Changes to corporate tax rates

The standard corporate income tax rate has increased from 12% to 15%.

A new lower rate of 3% has been introduced for small businesses that meet certain turnover, capital, and minimum employee conditions, and do not fall within specified industry sectors. The lower rate will be irrelevant to most “foreign” (i.e. non-GCC) controlled companies because of the relatively high share capital requirements imposed on these foreign companies under the current Foreign Investment Law of Oman.

Both of these rate changes will apply retrospectively for all financial years beginning on or after 1 January 2017.

Exemption threshold removed

The exemption which previously applied to the first OMR 30,000 of taxable profits has been removed. As a consequence, businesses that were not subject to tax will now be required to file a tax return and pay tax for the first time.

Withholding tax scope extension

The scope of withholding tax has been broadened to include payments of dividends and interest, and payments for services to foreign persons without a permanent establishment in Oman. Ministries and government bodies will now also be required to withhold. Previously, withholding tax only applied to management fees, royalty payments, consideration for the use of, or right to use, computer software, and consideration for research and development.

Other changes

  • A minimum period of activities is now required to create a permanent establishment in the case of a building site, place of construction, or an assembly project.
  • All taxpayers must obtain a tax card and use the tax card number on all contracts, invoices, and tax authority correspondence.
  • Tax exemptions for most industry sectors are no longer available (i.e. whilst existing tax exemptions will be respected, any applications for the renewal of a tax exemption will be impacted if they fall within a sector for which no tax exemption is available).
  • The old assessment regime will shift to a self-assessment based system.
  • Stricter penalties have been introduced to enforce compliance in cases of certain deliberate violations of the tax law. These take the form of both higher fines and imprisonment of the Principal Officer.
  • Electronic filing of tax returns will be introduced.
  • Islamic finance transactions will be taxed in the same way as their conventional equivalent.

Al Tamimi’s view

Given the impact of low oil prices and the resultant budget deficit, diversifying revenue streams through taxes has been under consideration for some time. In addition to the introduction of VAT, which will be implemented across the GCC by 2018-19, amendments to the Oman income tax law were widely expected in order to generate additional revenue in the form of taxes. The increase in the standard tax rate, the expansion in the scope of withholding tax, the removal of tax exemptions, and stricter penalties to encourage compliance are all measures designed to achieve this objective.

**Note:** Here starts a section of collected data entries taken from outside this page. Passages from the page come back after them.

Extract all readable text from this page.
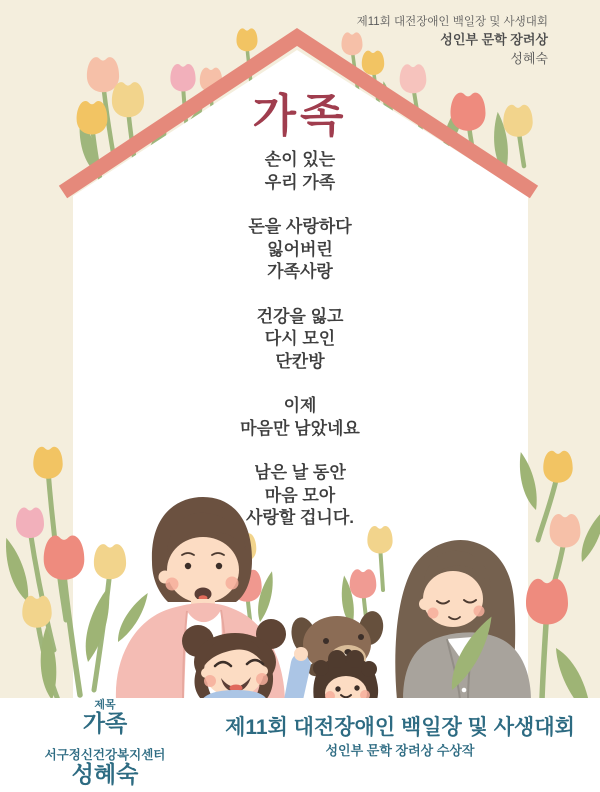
제11회 대전장애인 백일장 및 사생대회
성인부 문학 장려상
성혜숙
가족
손이 있는
우리 가족
돈을 사랑하다
잃어버린
가족사랑
건강을 잃고
다시 모인
단칸방
이제
마음만 남았네요
남은 날 동안
마음 모아
사랑할 겁니다.
제목
가족
서구정신건강복지센터
성혜숙
제11회 대전장애인 백일장 및 사생대회
성인부 문학 장려상 수상작
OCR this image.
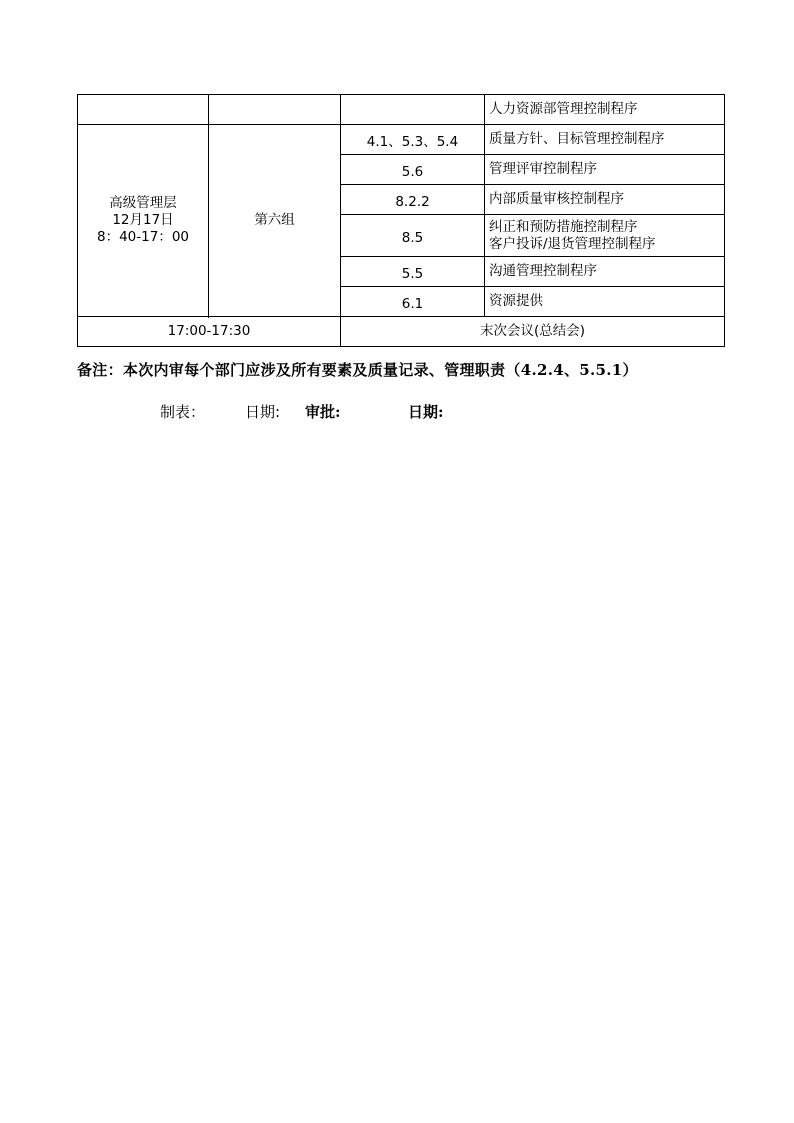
			人力资源部管理控制程序

高级管理层
12月17日
8：40-17：00	第六组	4.1、5.3、5.4	质量方针、目标管理控制程序
		5.6	管理评审控制程序
		8.2.2	内部质量审核控制程序
		8.5	纠正和预防措施控制程序
客户投诉/退货管理控制程序

		5.5	沟通管理控制程序
		6.1	资源提供

17:00-17:30		末次会议(总结会)	
备注：本次内审每个部门应涉及所有要素及质量记录、管理职责（4.2.4、5.5.1）
制表：	日期: 审批:	日期:
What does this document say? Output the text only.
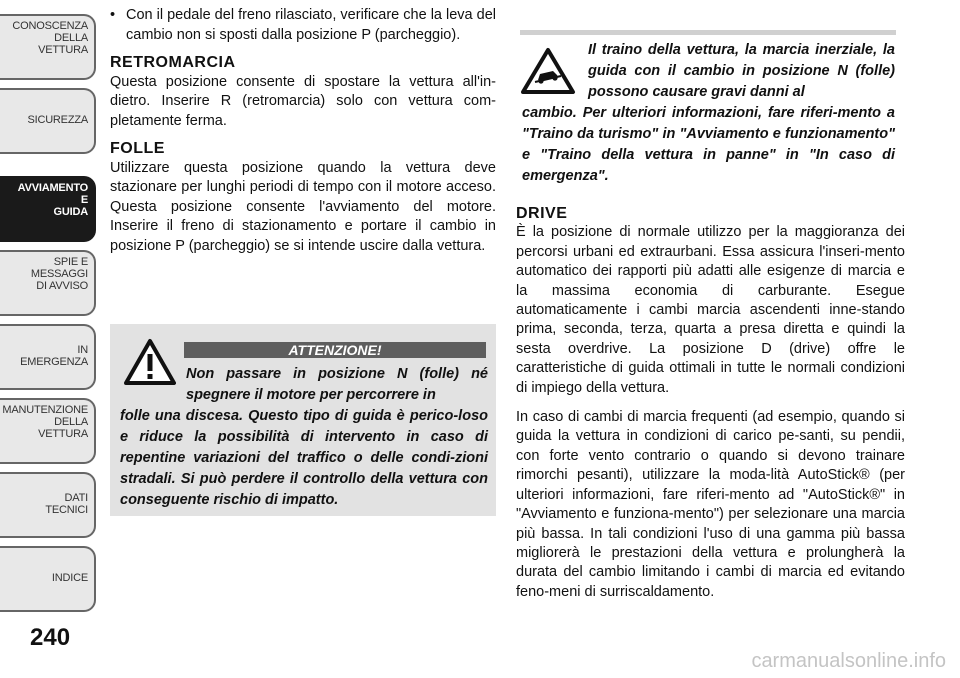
CONOSCENZA
DELLA
VETTURA
SICUREZZA
AVVIAMENTO
E
GUIDA
SPIE E
MESSAGGI
DI AVVISO
IN
EMERGENZA
MANUTENZIONE
DELLA
VETTURA
DATI
TECNICI
INDICE
240
• Con il pedale del freno rilasciato, verificare che la leva del cambio non si sposti dalla posizione P (parcheggio).

RETROMARCIA

Questa posizione consente di spostare la vettura all'in-dietro. Inserire R (retromarcia) solo con vettura com-pletamente ferma.

FOLLE

Utilizzare questa posizione quando la vettura deve stazionare per lunghi periodi di tempo con il motore acceso. Questa posizione consente l'avviamento del motore. Inserire il freno di stazionamento e portare il cambio in posizione P (parcheggio) se si intende uscire dalla vettura.

ATTENZIONE!
Non passare in posizione N (folle) né spegnere il motore per percorrere in
folle una discesa. Questo tipo di guida è perico-loso e riduce la possibilità di intervento in caso di repentine variazioni del traffico o delle condi-zioni stradali. Si può perdere il controllo della vettura con conseguente rischio di impatto.
Il traino della vettura, la marcia inerziale, la guida con il cambio in posizione N (folle) possono causare gravi danni al
cambio. Per ulteriori informazioni, fare riferi-mento a "Traino da turismo" in "Avviamento e funzionamento" e "Traino della vettura in panne" in "In caso di emergenza".
DRIVE

È la posizione di normale utilizzo per la maggioranza dei percorsi urbani ed extraurbani. Essa assicura l'inseri-mento automatico dei rapporti più adatti alle esigenze di marcia e la massima economia di carburante. Esegue automaticamente i cambi marcia ascendenti inne-stando prima, seconda, terza, quarta a presa diretta e quindi la sesta overdrive. La posizione D (drive) offre le caratteristiche di guida ottimali in tutte le normali condizioni di impiego della vettura.

In caso di cambi di marcia frequenti (ad esempio, quando si guida la vettura in condizioni di carico pe-santi, su pendii, con forte vento contrario o quando si devono trainare rimorchi pesanti), utilizzare la moda-lità AutoStick® (per ulteriori informazioni, fare riferi-mento ad "AutoStick®" in "Avviamento e funziona-mento") per selezionare una marcia più bassa. In tali condizioni l'uso di una gamma più bassa migliorerà le prestazioni della vettura e prolungherà la durata del cambio limitando i cambi di marcia ed evitando feno-meni di surriscaldamento.

carmanualsonline.info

However, the removal of the exemption threshold and the expansion of the withholding tax base will result in a higher compliance cost for businesses operating in Oman. In addition, foreign companies are likely to push the withholding tax burden to local businesses through contractual gross-up clauses further increasing the cost of doing business in Oman. Accordingly, it will be important to consider whether the withholding tax will be reduced or eliminated by an applicable double tax treaty between Oman and the country in which the foreign recipient is resident. Companies operating in Oman will need to review their contracts to assess potential withholding tax liability and consider the implications of additional compliance.

Despite the amendments to the tax law, Oman remains a jurisdiction without any personal income tax legislation and where disposable incomes, particularly in highly skilled sectors, are high by Middle Eastern standards. Furthermore, the Government’s continued adherence to its Vision 2020 plan in promoting tourism, manufacturing, logistics, and various other sectors should lead to a higher permanent and visiting population, which may serve to offset the cost of taxation on corporations.